11. Informatie over de eerste start
Om de uitleg van de besturing eenvoudiger en uniformer te maken, worden hier de klassieke termen
gebruikt. Deze komen uit de luchtvaarttaal en worden veel gebruikt.
Richtingaanduidingen moeten altijd worden begrepen vanuit het perspectief van een "virtuele" piloot in het
model. Als richtingsindicator gelden de drie groene led's in de corpus) en betekenen "achter".
a) Zweefvlucht
Iedere vliegtoestand, waarbij de quadrocopter noch stijgt noch daalt en zodoende de naar boven gerichte opwaartse
kracht gelijk is aan de neerwaartse kracht, vlt onder het zweven.
Schuif nadat de motoren met de knop voor "motoren starten/automatische landing" (afbeelding 7, pos. 5) gestart
werden, de linker stuurhendel (afbeelding 7, pos. 4) naar voren. Hiermee wordt het toerental van de motor verhoogd
en de quadrocopter stijgt. Als u de stuurhendel naar achteren trekt, zal de quadrocopter dalen. Als u de stuurhendel
in de middelste stand laat, probeert de quadrocopter met behulp van ingebouwde sensoren die hoogte te houden.
Bij een vlucht net boven de grond evenals bij de start ontstaan turbulenties en luchtstromingen die de
quadrocopter beïnvloeden. Dit resulteert in een snellere reactie op de besturingsbewegingen en een licht
uitbreken van de quadrocopter voorwaarts, achterwaarts of opzij.

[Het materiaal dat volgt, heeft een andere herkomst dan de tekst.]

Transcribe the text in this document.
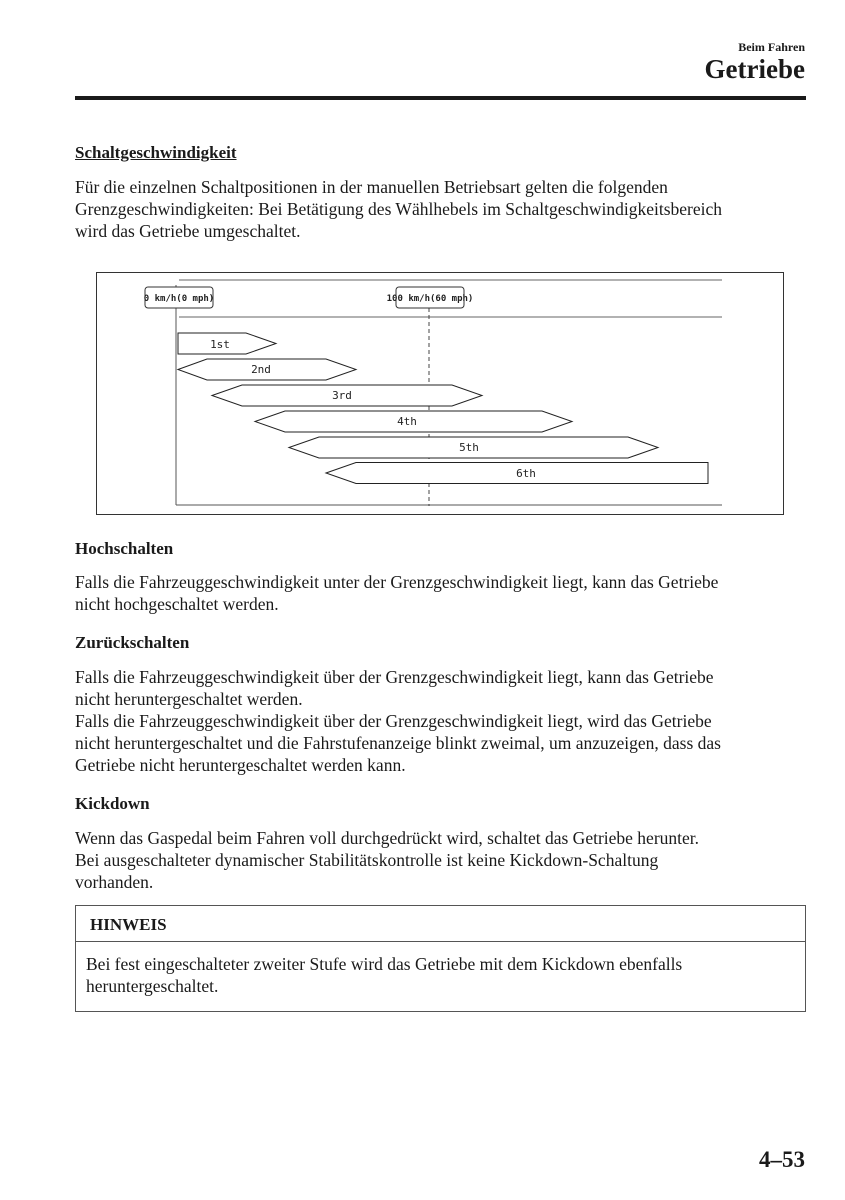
Beim Fahren
Getriebe
Schaltgeschwindigkeit
Für die einzelnen Schaltpositionen in der manuellen Betriebsart gelten die folgenden
Grenzgeschwindigkeiten: Bei Betätigung des Wählhebels im Schaltgeschwindigkeitsbereich
wird das Getriebe umgeschaltet.
0 km/h(0 mph)	100 km/h(60 mph)
1st
2nd
3rd
4th
5th
6th
Hochschalten
Falls die Fahrzeuggeschwindigkeit unter der Grenzgeschwindigkeit liegt, kann das Getriebe
nicht hochgeschaltet werden.
Zurückschalten
Falls die Fahrzeuggeschwindigkeit über der Grenzgeschwindigkeit liegt, kann das Getriebe
nicht heruntergeschaltet werden.
Falls die Fahrzeuggeschwindigkeit über der Grenzgeschwindigkeit liegt, wird das Getriebe
nicht heruntergeschaltet und die Fahrstufenanzeige blinkt zweimal, um anzuzeigen, dass das
Getriebe nicht heruntergeschaltet werden kann.
Kickdown
Wenn das Gaspedal beim Fahren voll durchgedrückt wird, schaltet das Getriebe herunter.
Bei ausgeschalteter dynamischer Stabilitätskontrolle ist keine Kickdown-Schaltung
vorhanden.
HINWEIS
Bei fest eingeschalteter zweiter Stufe wird das Getriebe mit dem Kickdown ebenfalls
heruntergeschaltet.
4–53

Dit zogenaamde grondeffect is niet lan-
ger beschikbaar vanaf een hoogte van ongeveer 50 cm.
b) Gier-functie
Met "gier" wordt de draaiing van de quadrocopter om de verticale as bedoeld. Deze beweging vindt of onbedoeld
plaats vanwege het koppel van de rotoren of opzettelijk als een verandering van de vliegrichting. Bij de quadrocopter
wordt deze beweging veroorzaakt door de snelheidsverandering van de afzonderlijke rotoren ten opzichte van elkaar.
Als u de linker stuurhendel (afbeelding 7, pos. 4) naar links beweegt, zal de quadrocopter naar links draaien. Als u de
stuurhendel naar rechts beweegt, zal de quadrocopter naar rechts draaien.